La substitution des énergies fossiles par une énergie décarbonée avance à des rythmes différents selon les activités industrielles. Ainsi, si chez le fabricant d’isolant Isover, son expert produit Jérôme Goudard rappelle qu’« en France, 100 % de nos fours de production de laine de verre fonctionne à l’électrique depuis plus de 10 ans », d’autres sont encore dans phase de l’intention. Chez Wienerberger (terre cuite), « les usines, qui ne sont pas localisées en France, fonctionnent au gaz naturel. Nous allons de le remplacer par du biogaz. Cette évolution permettra de réduire de 80 % les émissions de GES », souligne Gérald Merlin, chef de marché activité structure et façade. Idem chez Myral qui se penche sur l’électrification du chauffage de son conformateur.

« L’une des conditions pour que l’acier puisse être considéré comme bas carbone, c’est l’association de deux technologies, rappelle Prisca Lopez Voeltzel, responsable prescription grands comptes nationaux au sein d’ArcelorMittal Construction France : le recours à un four à arc électrique alimenté par de l’énergie solaire et / ou éolienne et la réduction directe à l’hydrogène. » Le groupe a notamment investi dans une usine permettant de combiner les deux solutions à Sestao en Espagne.

Matériaux recyclés

Le second levier clairement identifié, soit, on l’a vu, l’intégration de matériaux recyclés dans le process de fabrication, rentre plus concrètement dans les mœurs. « ArcelorMittal Construction France intègre depuis plus d’une décennie 20 % d’acier recyclé dans l’ensemble de ses produits d’enveloppe métallique, rappelle Prisca Lopez-Voeltzel. En outre, c’est le deuxième impératif pour produire de l’acier bas carbone : il doit contenir a minima 75 % d’acier recyclé », rappelle Prisca Lopez Voeltzel. C’est ainsi que l’acier XCarb « de sources recyclées et renouvelables », comme nomme ArcelorMittal sa gamme décarboné fabriquée à Sestao, est considérée comme telle car elle associe four à arc électrique + réduction directe à l’hydrogène + acier recyclé.
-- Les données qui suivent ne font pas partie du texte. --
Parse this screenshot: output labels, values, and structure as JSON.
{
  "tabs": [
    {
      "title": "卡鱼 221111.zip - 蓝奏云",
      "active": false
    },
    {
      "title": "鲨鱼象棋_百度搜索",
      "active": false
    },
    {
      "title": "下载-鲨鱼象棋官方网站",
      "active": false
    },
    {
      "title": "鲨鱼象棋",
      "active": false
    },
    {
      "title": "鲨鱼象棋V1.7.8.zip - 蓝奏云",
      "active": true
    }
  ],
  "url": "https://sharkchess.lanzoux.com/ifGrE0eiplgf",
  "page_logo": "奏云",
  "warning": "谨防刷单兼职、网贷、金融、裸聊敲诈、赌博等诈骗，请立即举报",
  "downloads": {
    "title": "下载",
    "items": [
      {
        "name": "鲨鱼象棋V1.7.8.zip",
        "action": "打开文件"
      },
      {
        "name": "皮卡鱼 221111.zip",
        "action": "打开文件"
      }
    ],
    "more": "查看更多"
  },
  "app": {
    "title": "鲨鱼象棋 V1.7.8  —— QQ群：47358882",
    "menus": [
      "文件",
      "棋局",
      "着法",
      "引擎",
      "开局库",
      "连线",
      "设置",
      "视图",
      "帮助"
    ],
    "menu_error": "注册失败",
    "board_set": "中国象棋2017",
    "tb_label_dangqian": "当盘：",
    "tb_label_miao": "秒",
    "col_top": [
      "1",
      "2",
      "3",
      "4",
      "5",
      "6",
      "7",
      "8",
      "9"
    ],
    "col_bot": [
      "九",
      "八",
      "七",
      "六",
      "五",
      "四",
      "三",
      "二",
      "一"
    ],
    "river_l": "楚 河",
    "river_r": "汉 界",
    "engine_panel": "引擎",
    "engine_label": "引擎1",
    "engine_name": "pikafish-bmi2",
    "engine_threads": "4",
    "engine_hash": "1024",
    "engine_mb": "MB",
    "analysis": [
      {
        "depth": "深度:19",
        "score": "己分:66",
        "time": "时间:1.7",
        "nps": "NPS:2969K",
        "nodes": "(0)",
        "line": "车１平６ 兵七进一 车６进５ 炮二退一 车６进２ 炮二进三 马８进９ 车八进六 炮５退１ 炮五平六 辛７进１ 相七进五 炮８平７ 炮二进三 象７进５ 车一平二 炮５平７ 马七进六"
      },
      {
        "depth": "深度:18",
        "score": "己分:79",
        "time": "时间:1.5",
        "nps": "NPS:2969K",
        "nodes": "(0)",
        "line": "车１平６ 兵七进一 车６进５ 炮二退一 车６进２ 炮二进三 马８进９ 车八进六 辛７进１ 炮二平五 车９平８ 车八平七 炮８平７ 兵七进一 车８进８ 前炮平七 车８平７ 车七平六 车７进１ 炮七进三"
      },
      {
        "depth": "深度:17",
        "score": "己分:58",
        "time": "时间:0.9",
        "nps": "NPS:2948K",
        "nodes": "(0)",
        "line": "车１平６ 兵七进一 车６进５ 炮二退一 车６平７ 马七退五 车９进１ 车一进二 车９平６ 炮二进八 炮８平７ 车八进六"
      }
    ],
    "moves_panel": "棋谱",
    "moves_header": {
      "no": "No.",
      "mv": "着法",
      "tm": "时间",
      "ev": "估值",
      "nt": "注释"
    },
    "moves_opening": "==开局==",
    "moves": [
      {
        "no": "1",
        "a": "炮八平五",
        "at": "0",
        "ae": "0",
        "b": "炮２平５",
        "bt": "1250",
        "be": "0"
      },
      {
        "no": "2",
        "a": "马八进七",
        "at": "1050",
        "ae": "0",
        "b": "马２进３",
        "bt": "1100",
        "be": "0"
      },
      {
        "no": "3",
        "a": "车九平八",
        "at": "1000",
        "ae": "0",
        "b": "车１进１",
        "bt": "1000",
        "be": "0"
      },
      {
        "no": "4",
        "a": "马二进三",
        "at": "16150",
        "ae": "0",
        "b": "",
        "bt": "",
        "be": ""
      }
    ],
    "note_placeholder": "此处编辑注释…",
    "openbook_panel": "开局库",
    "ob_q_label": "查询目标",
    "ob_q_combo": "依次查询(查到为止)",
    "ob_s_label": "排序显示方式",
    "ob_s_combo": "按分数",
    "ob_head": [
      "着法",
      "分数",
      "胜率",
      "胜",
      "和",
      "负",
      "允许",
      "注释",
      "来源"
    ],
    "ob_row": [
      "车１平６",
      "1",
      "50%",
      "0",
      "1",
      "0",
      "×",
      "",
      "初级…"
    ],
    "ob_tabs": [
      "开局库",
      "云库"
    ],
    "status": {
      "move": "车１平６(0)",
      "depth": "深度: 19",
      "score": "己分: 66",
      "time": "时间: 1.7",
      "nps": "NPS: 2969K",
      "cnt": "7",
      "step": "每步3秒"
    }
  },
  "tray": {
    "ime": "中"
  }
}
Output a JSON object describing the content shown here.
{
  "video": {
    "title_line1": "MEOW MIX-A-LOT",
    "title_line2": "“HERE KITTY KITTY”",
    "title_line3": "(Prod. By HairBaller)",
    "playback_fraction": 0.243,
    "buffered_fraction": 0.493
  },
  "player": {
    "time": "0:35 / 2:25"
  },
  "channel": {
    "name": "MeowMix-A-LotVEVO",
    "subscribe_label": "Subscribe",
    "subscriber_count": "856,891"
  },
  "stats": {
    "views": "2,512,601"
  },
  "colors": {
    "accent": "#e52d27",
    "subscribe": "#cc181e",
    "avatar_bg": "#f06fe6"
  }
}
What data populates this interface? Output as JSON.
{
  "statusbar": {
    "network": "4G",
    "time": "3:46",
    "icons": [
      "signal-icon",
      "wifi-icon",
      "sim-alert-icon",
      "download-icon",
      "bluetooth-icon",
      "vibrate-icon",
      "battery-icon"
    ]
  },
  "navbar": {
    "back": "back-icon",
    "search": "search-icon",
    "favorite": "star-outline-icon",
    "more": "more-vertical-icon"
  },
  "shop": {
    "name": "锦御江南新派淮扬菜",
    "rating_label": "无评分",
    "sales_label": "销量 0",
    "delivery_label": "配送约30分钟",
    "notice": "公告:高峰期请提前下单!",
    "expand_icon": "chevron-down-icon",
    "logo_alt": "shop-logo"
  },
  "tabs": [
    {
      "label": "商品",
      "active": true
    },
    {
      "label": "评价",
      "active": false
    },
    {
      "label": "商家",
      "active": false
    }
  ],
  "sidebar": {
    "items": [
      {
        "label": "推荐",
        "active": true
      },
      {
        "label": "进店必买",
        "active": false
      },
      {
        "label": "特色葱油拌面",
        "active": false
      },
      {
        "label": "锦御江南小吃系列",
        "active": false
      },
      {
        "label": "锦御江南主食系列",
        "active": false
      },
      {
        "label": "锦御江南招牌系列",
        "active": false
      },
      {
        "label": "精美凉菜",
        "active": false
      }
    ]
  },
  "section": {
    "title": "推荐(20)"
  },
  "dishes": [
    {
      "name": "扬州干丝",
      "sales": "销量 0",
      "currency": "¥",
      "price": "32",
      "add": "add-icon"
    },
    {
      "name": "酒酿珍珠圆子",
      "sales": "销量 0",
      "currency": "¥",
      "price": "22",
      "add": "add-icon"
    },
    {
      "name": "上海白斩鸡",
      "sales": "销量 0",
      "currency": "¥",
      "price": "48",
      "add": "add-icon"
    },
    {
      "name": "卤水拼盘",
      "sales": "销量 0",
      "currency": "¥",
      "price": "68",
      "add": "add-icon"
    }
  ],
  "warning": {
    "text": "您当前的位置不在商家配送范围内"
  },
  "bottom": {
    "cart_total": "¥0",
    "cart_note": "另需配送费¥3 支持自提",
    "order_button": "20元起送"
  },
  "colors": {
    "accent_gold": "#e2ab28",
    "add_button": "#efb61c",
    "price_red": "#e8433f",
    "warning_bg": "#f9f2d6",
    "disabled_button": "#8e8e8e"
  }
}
Chez Myral, 70 % des émissions de GES émanant des matières premières (elles-mêmes responsables de 90 % des émissions des produits fabriqués) sont générées par l’aluminium, 20 % par le polyuréthane et 10 % par le PVC. « Notre stratégie de décarbonation s’est rapidement orientée vers le choix de matières premières exerçant moins de pression sur les ressources naturelles, indique Julien Bagnard, directeur du groupe. Dans ce cadre, nous avons évalué les gains obtenus grâce à l’utilisation de matériaux issus du recyclage. » Quelques exemples : d’après les chiffres de l’industriel, fabriquer un parement aluminium avec 75 % de déchets post consumer économiserait 5,95 kg CO2e.m². Pour des rives PVC avec 50 % de PVC d’origine recyclé, c’est 0,811 kg CO2e.m². « Aujourd’hui, de manière générale, nos produits contiennent 50 % de matériaux recyclés. » Pareil chez Isover, « avec même des pointes à 80 % pour certains », indique Jérôme Goudard.

Gisements

Si le recours au recyclage semble couler de source pour limiter les émissions de GES, il dépend néanmoins de la disponibilité de gisements de qualité. Du côté de Myral, « nos sources diffèrent évidemment selon le matériau. Pour chacun d’eux, nous avons conclu des partenariats avec des entreprises spécialisées, précise Julien Bagnard. Ainsi, l’aluminium que nous récupérons dispose d’une certification garantissant 75 % de matériaux issus du recyclage de produits de consommation courante (canettes en aluminium par exemple). Pour la mousse isolante, c’est 15 % de PU recyclé, essentiellement issu de bouteilles PET. Enfin, 50 % du PVC provient de fenêtres, issues de la déconstruction ou de déchets propres à notre fournisseur. »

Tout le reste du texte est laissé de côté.